Hal looked at me and smiled. I didn’t like that look. I’d seen it before, when Hal was going to do something defiant and stupid. He had done it a lot when we were younger, now it felt like he wanted it and was happy to cause chaos. Hal was an interesting guy that was still an enigma after all these years.
“Hal, don’t…”
“Come on, Marilyn, I have to have a little fun. You should get out of here.”
I knew that I couldn’t just drive off, but Hal’s warning was for a reason. He immediately started to talk back to the cops and all I could think was that he was going to get himself shot. I was staring at the scene, trying to figure out what his deal was. What made Hal crave the chaos so much? It wasn’t the first time that I’d seen him just disregard everything that made sense. He was doing it again now, and I had no idea why.
What happened next was pure drama that I didn’t want to be a part of. I did drive off from the scene like he suggested, just because I didn’t want to have anything to do with it. Hal was pushing the line, and he didn’t seem to care.
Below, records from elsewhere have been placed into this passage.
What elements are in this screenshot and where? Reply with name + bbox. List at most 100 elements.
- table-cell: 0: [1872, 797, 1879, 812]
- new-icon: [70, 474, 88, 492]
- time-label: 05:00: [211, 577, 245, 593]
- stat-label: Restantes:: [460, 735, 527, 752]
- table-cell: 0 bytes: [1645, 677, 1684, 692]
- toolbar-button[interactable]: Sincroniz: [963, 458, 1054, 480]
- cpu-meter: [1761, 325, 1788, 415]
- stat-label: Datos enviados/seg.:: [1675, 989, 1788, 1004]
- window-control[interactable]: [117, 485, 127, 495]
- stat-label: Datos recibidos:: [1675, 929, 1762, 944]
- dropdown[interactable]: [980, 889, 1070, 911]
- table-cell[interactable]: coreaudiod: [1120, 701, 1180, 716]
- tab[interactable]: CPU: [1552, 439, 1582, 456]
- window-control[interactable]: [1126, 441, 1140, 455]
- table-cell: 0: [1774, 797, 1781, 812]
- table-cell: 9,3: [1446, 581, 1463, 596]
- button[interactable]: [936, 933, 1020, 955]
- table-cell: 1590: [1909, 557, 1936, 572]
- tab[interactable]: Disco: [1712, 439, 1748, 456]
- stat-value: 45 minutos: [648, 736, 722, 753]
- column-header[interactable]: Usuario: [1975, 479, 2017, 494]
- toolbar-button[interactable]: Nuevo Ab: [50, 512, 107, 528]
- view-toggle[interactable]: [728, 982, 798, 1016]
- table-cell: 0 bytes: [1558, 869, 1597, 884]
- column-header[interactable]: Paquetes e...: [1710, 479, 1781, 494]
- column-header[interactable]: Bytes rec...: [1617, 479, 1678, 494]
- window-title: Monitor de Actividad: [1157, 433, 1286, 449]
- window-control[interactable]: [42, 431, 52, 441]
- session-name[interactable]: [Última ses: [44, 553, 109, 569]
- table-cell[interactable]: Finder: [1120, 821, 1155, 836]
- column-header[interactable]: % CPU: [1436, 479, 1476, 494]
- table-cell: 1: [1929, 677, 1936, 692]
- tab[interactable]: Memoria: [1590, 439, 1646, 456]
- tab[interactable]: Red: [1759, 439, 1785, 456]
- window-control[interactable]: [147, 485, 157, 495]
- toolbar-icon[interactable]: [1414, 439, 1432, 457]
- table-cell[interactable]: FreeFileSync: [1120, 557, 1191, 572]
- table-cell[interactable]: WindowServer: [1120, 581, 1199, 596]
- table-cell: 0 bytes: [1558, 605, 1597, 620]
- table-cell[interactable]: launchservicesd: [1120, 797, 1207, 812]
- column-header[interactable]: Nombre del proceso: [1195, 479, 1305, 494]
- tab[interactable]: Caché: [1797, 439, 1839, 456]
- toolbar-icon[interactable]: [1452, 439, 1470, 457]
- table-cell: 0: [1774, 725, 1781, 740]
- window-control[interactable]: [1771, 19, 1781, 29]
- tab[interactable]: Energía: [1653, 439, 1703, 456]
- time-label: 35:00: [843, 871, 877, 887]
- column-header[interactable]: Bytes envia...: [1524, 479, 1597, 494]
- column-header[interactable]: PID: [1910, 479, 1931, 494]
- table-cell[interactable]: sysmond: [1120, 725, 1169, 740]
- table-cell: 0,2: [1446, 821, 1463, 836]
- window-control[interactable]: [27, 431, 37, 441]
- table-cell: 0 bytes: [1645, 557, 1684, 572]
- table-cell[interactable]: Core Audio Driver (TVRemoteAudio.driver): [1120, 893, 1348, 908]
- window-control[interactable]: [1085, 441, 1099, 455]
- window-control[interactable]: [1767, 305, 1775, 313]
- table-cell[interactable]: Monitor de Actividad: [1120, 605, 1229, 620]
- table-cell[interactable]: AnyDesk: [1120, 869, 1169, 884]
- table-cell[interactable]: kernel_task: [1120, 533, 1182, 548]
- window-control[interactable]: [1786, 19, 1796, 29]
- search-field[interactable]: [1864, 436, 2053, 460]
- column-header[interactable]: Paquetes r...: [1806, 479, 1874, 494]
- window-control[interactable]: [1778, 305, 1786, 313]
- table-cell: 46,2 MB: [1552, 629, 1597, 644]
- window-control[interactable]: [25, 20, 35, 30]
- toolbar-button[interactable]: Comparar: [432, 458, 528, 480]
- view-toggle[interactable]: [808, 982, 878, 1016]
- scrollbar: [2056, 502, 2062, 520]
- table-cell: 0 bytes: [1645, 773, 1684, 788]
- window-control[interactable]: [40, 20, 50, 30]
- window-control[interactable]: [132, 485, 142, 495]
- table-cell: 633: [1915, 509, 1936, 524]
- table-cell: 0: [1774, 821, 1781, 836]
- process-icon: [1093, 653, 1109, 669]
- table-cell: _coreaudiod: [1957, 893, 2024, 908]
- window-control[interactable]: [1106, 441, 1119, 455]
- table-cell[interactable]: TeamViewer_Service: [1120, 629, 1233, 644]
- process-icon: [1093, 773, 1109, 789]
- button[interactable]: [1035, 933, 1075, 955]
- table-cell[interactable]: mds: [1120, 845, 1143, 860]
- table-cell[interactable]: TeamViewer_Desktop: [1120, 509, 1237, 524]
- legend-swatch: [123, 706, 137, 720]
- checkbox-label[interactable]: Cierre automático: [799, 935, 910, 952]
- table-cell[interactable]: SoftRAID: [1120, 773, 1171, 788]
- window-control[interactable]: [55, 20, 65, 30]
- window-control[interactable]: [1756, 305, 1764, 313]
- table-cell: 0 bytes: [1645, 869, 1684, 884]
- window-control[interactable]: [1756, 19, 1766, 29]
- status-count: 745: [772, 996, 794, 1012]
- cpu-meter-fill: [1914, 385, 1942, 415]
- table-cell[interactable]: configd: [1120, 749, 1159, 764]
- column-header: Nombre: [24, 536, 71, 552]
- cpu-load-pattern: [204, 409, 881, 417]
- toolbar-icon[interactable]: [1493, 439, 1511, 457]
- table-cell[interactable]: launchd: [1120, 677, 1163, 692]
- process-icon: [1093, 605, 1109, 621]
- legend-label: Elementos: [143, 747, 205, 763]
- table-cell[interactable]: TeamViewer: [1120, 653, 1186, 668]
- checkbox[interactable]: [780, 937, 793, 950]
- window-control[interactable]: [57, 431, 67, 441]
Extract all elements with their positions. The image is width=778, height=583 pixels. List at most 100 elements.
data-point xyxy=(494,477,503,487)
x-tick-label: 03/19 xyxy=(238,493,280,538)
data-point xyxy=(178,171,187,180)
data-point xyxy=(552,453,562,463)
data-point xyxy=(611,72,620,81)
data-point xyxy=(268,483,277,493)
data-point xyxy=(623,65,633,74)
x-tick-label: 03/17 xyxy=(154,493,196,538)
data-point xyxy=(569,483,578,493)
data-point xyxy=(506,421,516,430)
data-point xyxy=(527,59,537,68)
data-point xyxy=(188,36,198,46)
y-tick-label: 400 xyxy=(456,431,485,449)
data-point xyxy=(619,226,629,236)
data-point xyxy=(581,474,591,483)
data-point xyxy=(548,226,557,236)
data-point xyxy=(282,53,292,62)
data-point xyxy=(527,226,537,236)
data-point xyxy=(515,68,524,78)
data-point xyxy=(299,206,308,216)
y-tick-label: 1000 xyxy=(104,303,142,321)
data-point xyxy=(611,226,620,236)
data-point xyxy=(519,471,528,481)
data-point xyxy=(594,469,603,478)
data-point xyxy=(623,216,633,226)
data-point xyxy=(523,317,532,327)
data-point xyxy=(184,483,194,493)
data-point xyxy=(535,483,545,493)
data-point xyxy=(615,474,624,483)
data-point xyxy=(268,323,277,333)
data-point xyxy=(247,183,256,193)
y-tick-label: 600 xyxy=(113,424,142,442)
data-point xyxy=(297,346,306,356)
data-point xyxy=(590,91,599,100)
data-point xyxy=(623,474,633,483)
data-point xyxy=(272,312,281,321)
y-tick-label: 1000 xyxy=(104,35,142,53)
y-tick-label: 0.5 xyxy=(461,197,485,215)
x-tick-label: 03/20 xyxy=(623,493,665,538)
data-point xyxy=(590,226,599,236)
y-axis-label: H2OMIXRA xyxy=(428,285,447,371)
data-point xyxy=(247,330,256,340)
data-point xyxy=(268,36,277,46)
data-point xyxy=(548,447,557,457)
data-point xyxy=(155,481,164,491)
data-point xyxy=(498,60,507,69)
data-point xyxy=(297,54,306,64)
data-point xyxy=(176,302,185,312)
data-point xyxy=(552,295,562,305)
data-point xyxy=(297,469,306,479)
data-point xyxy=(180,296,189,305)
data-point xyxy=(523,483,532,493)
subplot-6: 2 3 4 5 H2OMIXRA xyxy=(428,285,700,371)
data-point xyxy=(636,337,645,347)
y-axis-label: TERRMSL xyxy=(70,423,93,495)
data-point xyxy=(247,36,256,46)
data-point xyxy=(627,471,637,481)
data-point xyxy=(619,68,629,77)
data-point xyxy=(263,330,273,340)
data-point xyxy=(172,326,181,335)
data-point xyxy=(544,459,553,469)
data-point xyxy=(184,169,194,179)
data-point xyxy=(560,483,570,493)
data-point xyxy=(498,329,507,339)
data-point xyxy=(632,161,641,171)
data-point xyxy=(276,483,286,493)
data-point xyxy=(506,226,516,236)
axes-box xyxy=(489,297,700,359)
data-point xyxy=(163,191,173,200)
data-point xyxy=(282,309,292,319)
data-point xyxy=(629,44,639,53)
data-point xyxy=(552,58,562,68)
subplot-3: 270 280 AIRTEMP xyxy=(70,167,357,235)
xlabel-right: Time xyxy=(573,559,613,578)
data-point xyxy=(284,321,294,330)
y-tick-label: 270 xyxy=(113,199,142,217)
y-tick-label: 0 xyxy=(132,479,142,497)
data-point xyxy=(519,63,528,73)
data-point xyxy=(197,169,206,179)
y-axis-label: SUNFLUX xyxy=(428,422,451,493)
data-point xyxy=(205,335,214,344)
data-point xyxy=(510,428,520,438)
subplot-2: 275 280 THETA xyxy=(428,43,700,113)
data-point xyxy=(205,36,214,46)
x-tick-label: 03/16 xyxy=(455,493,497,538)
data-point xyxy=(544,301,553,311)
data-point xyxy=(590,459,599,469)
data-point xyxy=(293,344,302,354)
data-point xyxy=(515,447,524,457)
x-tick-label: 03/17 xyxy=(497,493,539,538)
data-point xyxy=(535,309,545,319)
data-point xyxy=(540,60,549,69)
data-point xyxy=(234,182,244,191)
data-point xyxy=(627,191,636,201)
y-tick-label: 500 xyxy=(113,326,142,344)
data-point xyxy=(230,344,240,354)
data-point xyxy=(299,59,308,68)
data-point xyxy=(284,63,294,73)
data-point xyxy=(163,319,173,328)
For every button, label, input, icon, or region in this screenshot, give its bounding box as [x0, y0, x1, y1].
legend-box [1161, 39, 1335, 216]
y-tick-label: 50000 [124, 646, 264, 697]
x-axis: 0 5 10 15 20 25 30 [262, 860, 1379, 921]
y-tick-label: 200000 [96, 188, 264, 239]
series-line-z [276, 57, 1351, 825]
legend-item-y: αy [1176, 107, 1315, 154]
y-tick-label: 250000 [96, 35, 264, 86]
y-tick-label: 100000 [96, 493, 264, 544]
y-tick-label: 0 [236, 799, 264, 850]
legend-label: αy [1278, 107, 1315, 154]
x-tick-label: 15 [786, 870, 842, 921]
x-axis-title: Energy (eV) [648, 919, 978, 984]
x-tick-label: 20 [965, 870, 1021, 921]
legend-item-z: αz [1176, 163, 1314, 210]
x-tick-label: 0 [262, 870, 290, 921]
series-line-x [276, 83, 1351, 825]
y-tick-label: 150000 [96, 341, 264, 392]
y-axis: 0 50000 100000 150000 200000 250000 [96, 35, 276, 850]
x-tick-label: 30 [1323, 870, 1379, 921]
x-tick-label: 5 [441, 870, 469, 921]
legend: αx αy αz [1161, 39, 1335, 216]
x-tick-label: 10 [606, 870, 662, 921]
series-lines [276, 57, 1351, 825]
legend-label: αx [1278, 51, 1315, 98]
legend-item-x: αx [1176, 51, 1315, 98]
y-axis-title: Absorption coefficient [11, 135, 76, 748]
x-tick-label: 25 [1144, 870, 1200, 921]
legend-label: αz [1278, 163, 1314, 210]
Sometimes, I didn’t understand him at all, but it was like he had nothing to lose.
I wanted us to be together and since he was taken to jail, he never made it back to my place. I thought about going back to get him, but I had no idea what was going on. I didn’t want to be associated with what happened. There was no way that I wanted to have anything to do with it. I just kept wondering, what in the world was he going for?
I called up to the jail the next morning after I’d had some coffee and decided that it was the best cause of action. I knew that it was going to be difficult to figure out what happened to him, without giving away the fact that I had been there with him. I knew that I didn’t want to be associated with it. Hal had attacked the cop, and they had fist fought as I was driving away. I didn’t think that was something I needed to admit.
So, instead I just called up there and asked if he was an inmate. It took the person on the phone a moment to put me on hold and find out if he was or not. I wasn’t all that surprised to find out that he was, in fact, there. I asked what he was being held for and the charges were not surprising.